Three charities criticised in BBC documentary over data swapping

06 Oct 2017 News

The British Red Cross is one of three charities criticised in a BBC radio documentary on fundraising this morning but the charity says it has never sold supporters' personal details.

Marie Curie and Smile Train were also named by the BBC as having knowingly swapped and shared the details of 90-year-old Barbara Smith, who was the subject of today’s documentary Selling Barbara.

The documentary, which was broadcast this morning on BBC Radio 4, follows Smith, who donated to 16 charities on a regular basis but had grown concerned about receiving large amounts of direct mail and gifts from charities she had never donated to. She suspected the charities had sold her data. 

Red Cross response

In a statement given to Civil Society News, a Red Cross spokeswoman said: “The British Red Cross has never sold the personal details of its supporters and stopped sharing them with other charities in May 2015.

“In the past, like many charities, we agreed with selected charities to share the names and addresses of supporters who had not objected to their details being used this way. We acquired Mrs Smith’s details as a result of such an agreement in 2010.

“Mrs Smith was kind enough to respond to the letter of appeal we sent her, and at this time she would have been presented with an option to opt out of her details being shared with other charities.

“Importantly, we have since changed our policies and this would not happen now.”

Smile Train response

Smile Train was singled out in the documentary for having shared data with 10 other charities, including the British Heart Foundation, International Fund for Animal Welfare and The Mare and Foal Sanctuary, amongst others.

In the documentary, Susu Stinton, trustee of Smile Train was interviewed by Smith, and said that while the charity does not share supporter’s personal details anymore, “it was so widespread, I think you’d actually be harder pushed to find a charity which didn’t share data” between 2010 and 2015, when the practice was banned.
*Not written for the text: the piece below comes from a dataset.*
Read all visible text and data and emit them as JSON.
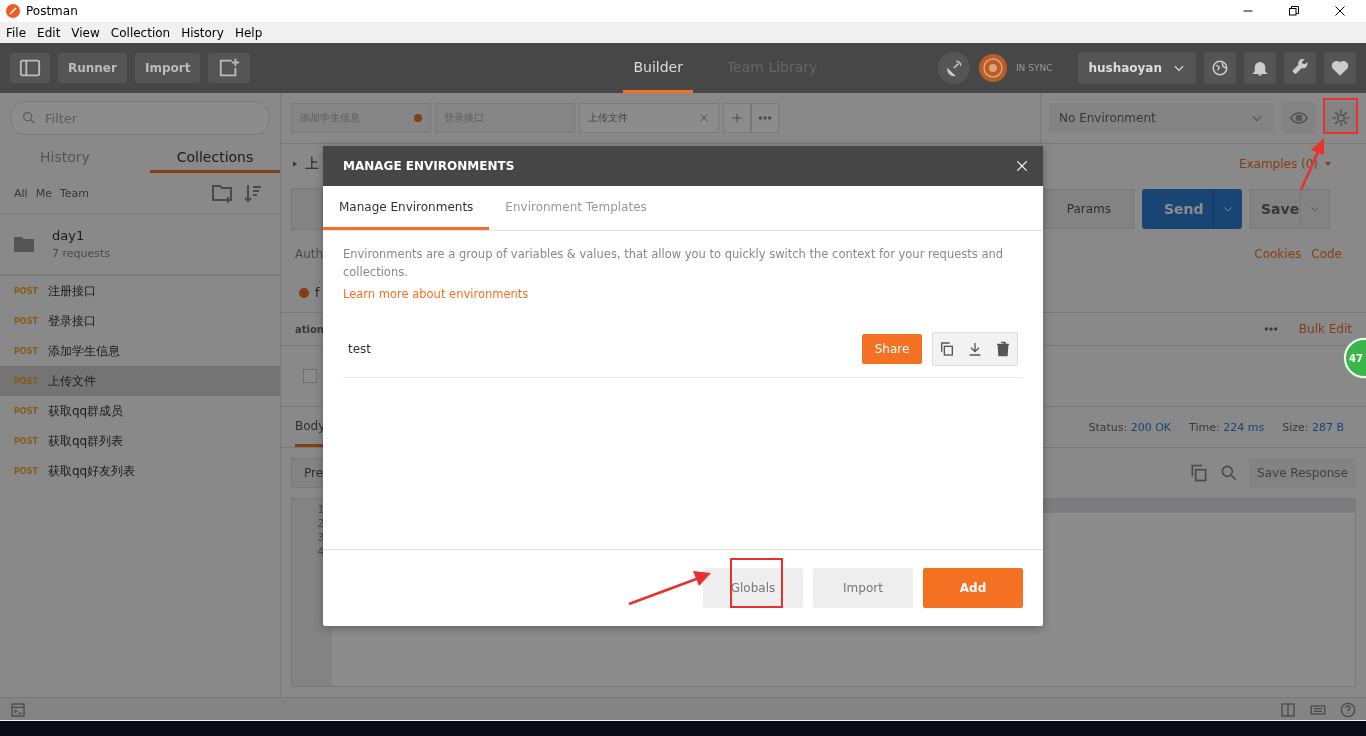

Stinton told Civil Society News: "I welcomed the chance to explain to Mrs Smith the reasons many charities, including Smile Train, used to sell donors’ details to other charities. Appropriately for us, the programme aired on World Smile Day, a day on which over one million young people across the developing world can now celebrate their smiles, thanks to our donors’ generosity. 

"Other charities refuse to put themselves up for questioning but Smile Train values transparency as we believe it’s what our donors expect and deserve. Mrs Smith explained to me that donors were unaware that sharing data was widespread across the industry, albeit with the laudable intention of raising more money for good causes.

"I was able to reassure her that two years ago, when Smile Train learned that some people felt intimidated by the number of charities making requests of them as a result of data sharing, we ceased the practice.

"We remain indebted to donors like Mrs Smith, as we see first-hand the life-transforming results of their generous giving.”

Marie Curie said: "As we said in the programme we have no record of Ms Smith's details. We no longer share data with other charities or third parties.”

In the documentary, Smith and BBC producer Lydia Thomas also interviewed Lord Grade, chair of the Fundraising Regulator, Paula Sussex, the then chief executive of the Charity Commission and Mark Goldring, chief executive of Oxfam.

Documentary ‘highlights why the Fundraising Regulator exists’

In a statement regarding the documentary, the Fundraising Regulator said stories like Barbara Smith’s highlighted why the organisation was set up in the first place.

A spokesman for the regulator said: “Barbara has clearly been placed in a difficult position. Her situation highlights why the Fundraising Regulator exists: to help rebuild the relationship between the public and the charity sector. This is a gradual process and one that we are seeing progress on, with many charities making a conscious effort to review how they communicate with donors and the public.”

Aidan Warner, external relations manager at the NCVO, said: “This programme is a vivid reminder of the public perceptions problem that has been created and that we all need to work together to overcome. It’s illuminating listening for anyone concerned about charity reputation.

“The sector has made very good progress but we must remain focused on this and continue to think hard about the impressions we’re leaving on donors and the public.”

Warner also said the programme showed that the sector should consider making the term ‘Dorothy Donor’ taboo. “While I’m sure it was never intended disrespectfully, it sounds so and we shouldn’t be using it, even internally”.

The Institute of Fundraising said that the sector is committed to improving the experience of donors. 

Peter Lewis, chief executive of the Institute of Fundraising, said: “Mrs Smith’s account on the ‘Selling Barbara’ BBC 4 Radio programme highlights that there is still concern among some donors. This reiterates the importance of both changes that have taken place in recent years – the banning of selling data, the new and stronger Fundraising Regulator and the Fundraising Preference Service – and the ongoing work by charities themselves to ensure fundraising practice keeps pace with public expectations.  These changes were, are, and will continue to be supported by charity fundraisers because they know that high standards and public confidence matters.

“The programme also highlights the positive difference that charities make in the world, and the importance of the public’s support in making this possible.  Nothing is more important to charity fundraisers than the support of donors, and this is why the fundraising sector is so committed to improving donors experience and connecting people with the causes they care about.”